Rather than include 10 units of affordable housing on-site, Greystar wanted to pay an in-lieu fee toward the city’s affordable housing fund.
Neighborhood and housing activists balked, however, warning the company they would oppose its plans if it did not include the BMR units on-site. With the parcel one of the few remaining to be redeveloped along the upper Market Street corridor, it presented one of the last chances to see BMR units become available in the area.
Eventually, Greystar reversed course and not only agreed to include on-site BMR units but also adopted a national LGBT non-discrimination policy covering all of its properties. In March gay District 9 Supervisor David Campos introduced an ordinance that would require any national developer wishing to build residential projects with 10 or more units in San Francisco to disclose if they also prohibit LGBT discrimination.
In light of the actions taken by Greystar, the project has won endorsements by many of those who initially threatened to oppose it. According to planning staff, only one adjacent property owner has raised objections to the development.
“This project serves as a testament to how community and developers can work together to achieve common goals. Greystar has gained our support by making a commitment to the community to build on-site affordable housing and by instituting the non-discrimination policy,” Pat Tura, president of the Duboce Triangle Neighborhood Association, wrote in the residential group’s April-May 2014 newsletter. “This happened because the community made it happen and our future corporate neighbor recognized that to be in our neighborhood they had to be a part of our community.”
In his staff report, planner Michael Smith recommends the project be approved, as it “is desirable for, and compatible with the surrounding neighborhood” and “provides needed new housing” to the area.
The project at 2198 Market Street consists of a new 4- to 6-story, mixed-use building on the existing 18,830-square-foot triangular lot. It is currently being used by the Linnea condo project further north on Market Street to house its sales office.
Along with the rental apartments, the buildings will include 680 square feet of ground-floor office space on Sanchez Street and 5,130 square feet of ground-floor retail space along Market Street.

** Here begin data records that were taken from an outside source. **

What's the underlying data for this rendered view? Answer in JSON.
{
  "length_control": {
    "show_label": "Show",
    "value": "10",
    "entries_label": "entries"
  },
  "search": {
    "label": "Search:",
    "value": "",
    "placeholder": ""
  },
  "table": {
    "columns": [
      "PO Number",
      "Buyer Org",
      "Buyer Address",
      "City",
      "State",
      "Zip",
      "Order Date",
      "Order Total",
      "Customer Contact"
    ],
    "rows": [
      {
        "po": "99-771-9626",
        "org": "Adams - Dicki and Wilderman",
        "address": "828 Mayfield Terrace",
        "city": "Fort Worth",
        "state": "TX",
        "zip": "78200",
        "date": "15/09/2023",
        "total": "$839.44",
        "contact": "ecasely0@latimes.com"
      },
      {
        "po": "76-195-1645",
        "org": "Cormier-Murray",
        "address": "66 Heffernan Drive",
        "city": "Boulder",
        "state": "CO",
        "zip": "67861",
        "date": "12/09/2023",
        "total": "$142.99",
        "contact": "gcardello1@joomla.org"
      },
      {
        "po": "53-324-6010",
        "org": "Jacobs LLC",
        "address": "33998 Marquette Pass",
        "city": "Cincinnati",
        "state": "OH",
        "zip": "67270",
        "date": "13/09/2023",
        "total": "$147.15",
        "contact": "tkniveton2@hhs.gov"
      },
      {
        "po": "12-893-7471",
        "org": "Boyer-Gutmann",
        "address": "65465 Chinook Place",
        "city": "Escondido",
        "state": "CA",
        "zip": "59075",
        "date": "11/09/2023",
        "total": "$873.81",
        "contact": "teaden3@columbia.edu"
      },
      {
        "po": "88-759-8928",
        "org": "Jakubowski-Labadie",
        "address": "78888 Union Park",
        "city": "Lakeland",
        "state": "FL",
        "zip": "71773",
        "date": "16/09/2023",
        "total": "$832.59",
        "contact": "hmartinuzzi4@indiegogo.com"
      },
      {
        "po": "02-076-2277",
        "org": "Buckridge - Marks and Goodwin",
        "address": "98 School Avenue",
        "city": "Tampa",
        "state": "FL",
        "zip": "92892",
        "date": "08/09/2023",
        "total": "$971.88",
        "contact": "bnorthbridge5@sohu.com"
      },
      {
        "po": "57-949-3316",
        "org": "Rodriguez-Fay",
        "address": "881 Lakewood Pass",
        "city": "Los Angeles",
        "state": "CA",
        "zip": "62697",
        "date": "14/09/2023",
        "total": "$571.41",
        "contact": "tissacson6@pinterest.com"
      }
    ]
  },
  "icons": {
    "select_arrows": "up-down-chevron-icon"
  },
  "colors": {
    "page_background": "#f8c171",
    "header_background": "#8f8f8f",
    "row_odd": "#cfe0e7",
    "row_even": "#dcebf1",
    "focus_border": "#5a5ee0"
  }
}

A 2,500 square foot corner space is being set aside for a new restaurant.
There will be 34 off-street parking spaces and 89 bicycle parking spaces within a basement-level garage accessed from an entrance on Sanchez Street. The project will include a new bulb out at the northeast corner of Market and Sanchez streets and new outdoor seating and lighting (seen in the images at left).
Speaking at a Castro merchants group meeting last summer, Greystar’s senior director for western development Victor Gonzalez described the area as a “kind of a no man’s land right now on that whole mid-block stretch.”
Today the intersection boasts a new condo development at 2200 Market Street known as The Century. On its ground floor will be two locally-owned businesses, a Mexican eatery called Bandidos and a new classic arcade games bar.
The Swedish American Hall and its underground club space Cafe du Nord are being revamped by new operators. Kitty-corner at 2201 Market Street are plans to erect a new 6-story building with nine condos over ground-floor commercial space over a basement parking garage.
Across the street from the Greystar property Forest City Development is building 88 rental units (20 of which will be BMRs) split between two separate buildings at the corner of 15th and Market Streets. It was also formerly a gas station.
The site’s 6,200 square feet of ground-floor retail space is being eyed for a restaurant and a food hall. The planning commission is expected to approve a conditional use permit for the project’s “marketplace concept” at its meeting next week.
The reason Greystar’s units will be rentals and not condos is because it is leasing the lot for 99 years from its owners, the Wong family, which had operated a Shell gas station at the site.
In a letter to the planning commission, Stanley Wong noted that his parents, now deceased, had always wanted to see the property be developed. Lacking the finances to do it themselves, the family sought out a developer, he wrote.
“Our parents had once dreamed of developing something significant on their property. They wanted to build something there, that would remain for their ten grandchildren and the generations to follow, to see and be reminded of what honest hard work could accomplish. Our father always said that if you really apply yourself anything is possible,” wrote Wong. “We really wanted to keep the land in our family to honor our parents and the connection they had to this neighborhood, but we did not have the financial means or expertise to develop a quality building.”
After being introduced to Greystar, wrote Wong, “things just felt right. They shared the same values that our father saw as being important – honesty, integrity, and the ability to work with people.”
The Planning Commission hearings on the Greystar project and Forest City Development’s market hall will take place Thursday, April 24. The meeting begins at noon in Room 400 at City Hall.